May 05, 2021

History Independent Study Exhibit

With the help of Watzek Library Special Collections, students Margarete Maneker, Lily Schaffer, Ashley O’Leary, and Olivia Weiss created an online exhibit for their History independent study project, “The Nuremberg Laws: Nazi Race Laws”.
  • Wild Men and Moors, circa 1440
    Wild Men and Moors, circa 1440

This virtual exhibit is the culmination of a semester-long independent research project in the history department undertaken by Lily Schaffer ’23, Olivia Weiss ’23, Ashley O’Leary ’22, and Margarete Maneker ’21. At its center is an investigation into the Nuremberg Laws of the Third Reich.
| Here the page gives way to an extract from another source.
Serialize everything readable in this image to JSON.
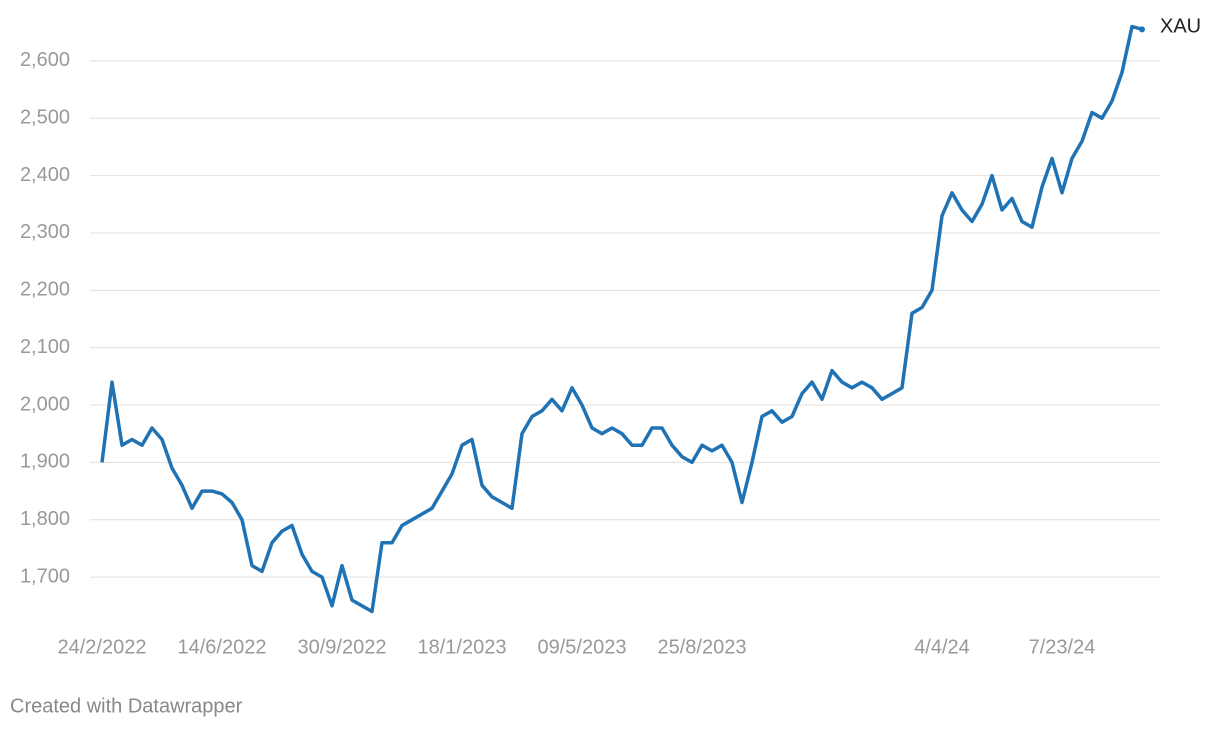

These were a set of laws passed by the Nazis in 1935 that severely restricted the rights of Jews and other marginalized groups within Nazi Germany. We focus primarily on the Law for the Protection of German Blood and German Honour, which forbade marriages between Jews and Gentiles. This law effectively sought to racialize Jews, portraying them as foreign, other, and inferior. Through our work, we examine the historical and legal context of anti-Jewish sentiment in Europe and Germany prior to the establishment of the Nazi state, the effect of this law on Jewish women and girls, and the efforts by the Nazis to justify this otherization through propaganda.